How It Works
There are several approaches to detecting and blocking unwanted visitors in web traffic.
This is the most primitive and naïve approach. A visitor gets blocked if one or several of its superficial attributes (IP address, user agent string, country of origin, etc.) is blacklisted.
This approach has a fatal flaw: blacklists are never complete and thus are trivial to bypass. A couple of examples:
Google has access to virtually unlimited residential and mobile IP addresses around the world via its Google Global Cache (GGC) infrastructure. Google uses them to review ads, so blacklisting their official corporate IP networks is useless – this is what all other cloaking services do and why they fail.
Facebook often reviews ads using Bright Data (ex-Luminati) residential proxies, which are impossible to blacklist due to their ever-changing nature. No one has a complete list of Bright Data IP addresses (except Bright Data itself), so all other cloakers that rely on blacklists fail.

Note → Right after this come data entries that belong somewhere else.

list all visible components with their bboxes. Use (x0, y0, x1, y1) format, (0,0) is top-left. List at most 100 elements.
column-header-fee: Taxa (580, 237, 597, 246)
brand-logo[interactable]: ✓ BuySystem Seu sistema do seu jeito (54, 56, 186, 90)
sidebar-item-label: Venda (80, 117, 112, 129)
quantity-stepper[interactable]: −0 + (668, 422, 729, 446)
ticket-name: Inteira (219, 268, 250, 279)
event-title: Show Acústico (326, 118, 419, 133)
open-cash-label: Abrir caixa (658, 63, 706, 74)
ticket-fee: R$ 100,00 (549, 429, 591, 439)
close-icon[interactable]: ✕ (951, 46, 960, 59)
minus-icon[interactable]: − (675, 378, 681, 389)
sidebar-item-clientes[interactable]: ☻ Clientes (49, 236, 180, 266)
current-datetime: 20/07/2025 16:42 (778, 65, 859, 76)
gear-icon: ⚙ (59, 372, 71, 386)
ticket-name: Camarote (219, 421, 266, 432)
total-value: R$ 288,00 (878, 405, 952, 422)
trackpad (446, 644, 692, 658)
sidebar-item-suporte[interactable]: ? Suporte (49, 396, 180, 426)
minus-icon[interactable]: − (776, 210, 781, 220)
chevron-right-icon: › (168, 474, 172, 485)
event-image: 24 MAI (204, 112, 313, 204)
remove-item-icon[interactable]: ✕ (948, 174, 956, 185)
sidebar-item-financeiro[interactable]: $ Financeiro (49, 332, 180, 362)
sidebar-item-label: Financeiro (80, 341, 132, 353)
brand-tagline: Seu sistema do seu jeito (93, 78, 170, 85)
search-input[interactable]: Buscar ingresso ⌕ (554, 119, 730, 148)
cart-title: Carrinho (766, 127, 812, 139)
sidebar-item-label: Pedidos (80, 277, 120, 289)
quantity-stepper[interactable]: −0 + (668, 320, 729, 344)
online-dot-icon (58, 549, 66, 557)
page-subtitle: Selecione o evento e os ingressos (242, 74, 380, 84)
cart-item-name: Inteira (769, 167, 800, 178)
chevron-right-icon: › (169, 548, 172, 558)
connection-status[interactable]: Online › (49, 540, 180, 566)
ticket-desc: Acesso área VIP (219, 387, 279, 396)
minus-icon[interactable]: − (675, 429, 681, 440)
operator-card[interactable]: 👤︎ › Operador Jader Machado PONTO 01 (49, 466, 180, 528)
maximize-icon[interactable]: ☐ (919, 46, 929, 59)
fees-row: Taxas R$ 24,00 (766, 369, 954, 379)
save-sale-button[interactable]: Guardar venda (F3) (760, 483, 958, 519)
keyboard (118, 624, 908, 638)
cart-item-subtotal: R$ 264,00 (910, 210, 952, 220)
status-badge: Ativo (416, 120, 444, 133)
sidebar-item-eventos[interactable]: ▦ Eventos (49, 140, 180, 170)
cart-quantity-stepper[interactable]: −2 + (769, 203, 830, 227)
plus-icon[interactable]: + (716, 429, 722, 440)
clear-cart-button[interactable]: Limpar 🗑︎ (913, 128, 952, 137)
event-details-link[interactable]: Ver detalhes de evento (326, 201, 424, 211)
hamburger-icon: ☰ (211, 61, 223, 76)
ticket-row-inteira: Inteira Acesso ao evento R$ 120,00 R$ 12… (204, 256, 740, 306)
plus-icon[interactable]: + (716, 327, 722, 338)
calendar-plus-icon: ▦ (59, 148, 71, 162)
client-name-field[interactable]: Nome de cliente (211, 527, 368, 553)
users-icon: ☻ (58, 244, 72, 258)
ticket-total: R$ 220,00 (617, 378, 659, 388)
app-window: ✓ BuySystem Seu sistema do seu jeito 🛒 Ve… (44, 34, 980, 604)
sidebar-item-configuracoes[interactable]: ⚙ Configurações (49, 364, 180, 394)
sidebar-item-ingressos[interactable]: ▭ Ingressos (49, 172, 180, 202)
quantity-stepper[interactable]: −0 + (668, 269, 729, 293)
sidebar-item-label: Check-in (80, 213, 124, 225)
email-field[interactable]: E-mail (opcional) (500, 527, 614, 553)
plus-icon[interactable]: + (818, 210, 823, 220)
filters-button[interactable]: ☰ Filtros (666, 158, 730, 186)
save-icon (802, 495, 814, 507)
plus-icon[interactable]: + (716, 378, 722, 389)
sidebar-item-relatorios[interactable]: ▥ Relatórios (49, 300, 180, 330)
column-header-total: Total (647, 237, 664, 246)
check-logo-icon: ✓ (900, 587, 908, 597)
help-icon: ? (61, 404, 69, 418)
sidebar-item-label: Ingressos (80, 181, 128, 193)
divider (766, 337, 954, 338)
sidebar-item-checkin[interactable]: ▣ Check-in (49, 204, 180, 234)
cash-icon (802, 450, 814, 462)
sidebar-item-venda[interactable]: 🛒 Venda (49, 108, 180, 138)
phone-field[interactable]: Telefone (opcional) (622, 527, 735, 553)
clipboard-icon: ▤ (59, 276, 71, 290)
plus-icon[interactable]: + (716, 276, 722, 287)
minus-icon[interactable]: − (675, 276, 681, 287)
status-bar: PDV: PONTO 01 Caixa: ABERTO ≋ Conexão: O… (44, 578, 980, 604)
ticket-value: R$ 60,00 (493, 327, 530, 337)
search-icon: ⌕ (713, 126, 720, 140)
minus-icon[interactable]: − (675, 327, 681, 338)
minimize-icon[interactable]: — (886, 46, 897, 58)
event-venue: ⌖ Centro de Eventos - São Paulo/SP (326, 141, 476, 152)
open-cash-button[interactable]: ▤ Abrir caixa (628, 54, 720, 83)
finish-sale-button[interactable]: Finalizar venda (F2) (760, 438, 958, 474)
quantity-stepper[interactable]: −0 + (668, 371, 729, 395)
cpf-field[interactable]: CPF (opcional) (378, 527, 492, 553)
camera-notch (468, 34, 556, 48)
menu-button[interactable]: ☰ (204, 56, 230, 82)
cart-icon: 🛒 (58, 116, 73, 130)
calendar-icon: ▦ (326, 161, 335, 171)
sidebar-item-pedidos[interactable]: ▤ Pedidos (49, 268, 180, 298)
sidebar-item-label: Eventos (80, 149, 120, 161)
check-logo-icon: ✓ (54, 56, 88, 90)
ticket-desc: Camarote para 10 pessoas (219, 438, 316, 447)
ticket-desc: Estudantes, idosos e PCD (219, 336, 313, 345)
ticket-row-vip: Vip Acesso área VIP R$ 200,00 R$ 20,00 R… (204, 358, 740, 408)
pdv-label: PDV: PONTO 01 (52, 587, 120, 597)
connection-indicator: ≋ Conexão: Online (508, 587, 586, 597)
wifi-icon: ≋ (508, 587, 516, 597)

Blacklisting is the only approach used by existing cloaking services on the market, Adspect being one of just a few exceptions. Many of our competitors lack feasible IPv6 address blacklists and thus insist on blocking of all visitors using IPv6, which is a terrible overkill.
Adspect maintains the largest built-in IP address blacklists in industry: over two billion IPv4 addresses and tens of thousands of IPv6 networks. Yet it is just one of our filtering techniques, and not even the most important.
Fingerprinting is the process of collecting and analyzing device fingerprints that identify visitors. Unlike human fingerprints that are universally unique, device fingerprints aren’t unique. Depending on implementation, they are composed of varying numbers of features, some of which are very common, like user agent strings of popular browsers. But some of the less common features happen to indicate with high accuracy the exact “bad” traffic that we protect against. And we know which.
Fingerprinting is a much more advanced technique normally used by business-oriented fraud protection companies. You may see their services employed, in particular, by value-added services (VAS) providers, protecting mobile “wap-click” offers from click fraud. Adspect is proud to call itself the pioneer of fingerprint scanning in the adtech industry.
Machine learning (ML) is a broad term colloquially referring to making computers learn and then use what they have learned to do their task. With respect to traffic protection, machine learning is used to analyze the features of each visitor to classify them as either legitimate or malicious. This can be done with great precision, given enough information to teach the learning model.
Machine learning makes a perfect solution for inspecting fingerprints. Adspect is powered by a proprietary machine learning technology called VLA™, constantly trained to detect features of bad traffic well beyond the criteria initially built into it.
VLA™ stands for Virtual Learning Appliance. It is the trademark of the machine learning technology that powers the most advanced filtering capabilities of Adspect. In simple terms, it is a self-adapting mathematical machine that observes incoming traffic and finds suspicious recurring patterns in its fingerprints (thousands of features in every fingerprint) that indicate moderators, fraud, and other malicious activity. VLA constantly teaches itself, evolving and adapting to new types of threats as they emerge. We believe that VLA is our strongest weapon in the race of arms of affiliate marketing as it is able to see well beyond what we initially put into it. What a human analyst may overlook will never escape the mathematically strict scrutiny of a carefully programmed machine.
Whereas fingerprint checks yield a close to 100% confidence in that a given fingerprint belongs to a bot (moderator, spy service, etc.), VLA is inherently probabilistic in nature. The real deal here is that fingerprint checks encompass only those threats that we already know of while VLA detects previously unknown dangers. It takes a fingerprint, inspects every feature encoded in it, and yields a confidence percentage, as if saying, e.g., “I am 97% sure that this fingerprint belongs to someone you better filter out!”
Now, it only remains to determine what confidence is high enough to trigger the filter, and the choice is yours where to draw that line. The VLA section of every stream has a “VLA precision” setting that serves that very purpose: you specify the minimum confidence that you require VLA to have in order to filter out a visitor. For example, if you set VLA precision to 95%, then VLA will filter out all visitors for which it yields certainty of 95% and above, but will let through those that it is less confident about. This single precision parameter lets you fine-tune the system in accordance to your own idea of what is “confident enough”. Our tests have shown that 95% is a good value to begin with.
Under the hood, VLA is a self-trained discrete Bayes classifier that maintains an extensive global dataset (template) and offspring per-stream datasets (specializations.) This means that it will accumulate stream-specific knowledge over time, adapting to the features of each particular traffic stream in Adspect.
Adspect employs all three of these techniques together without relying wholly on any single one. This allows Adspect to make accurate decisions and always keep its filtering databases up to date.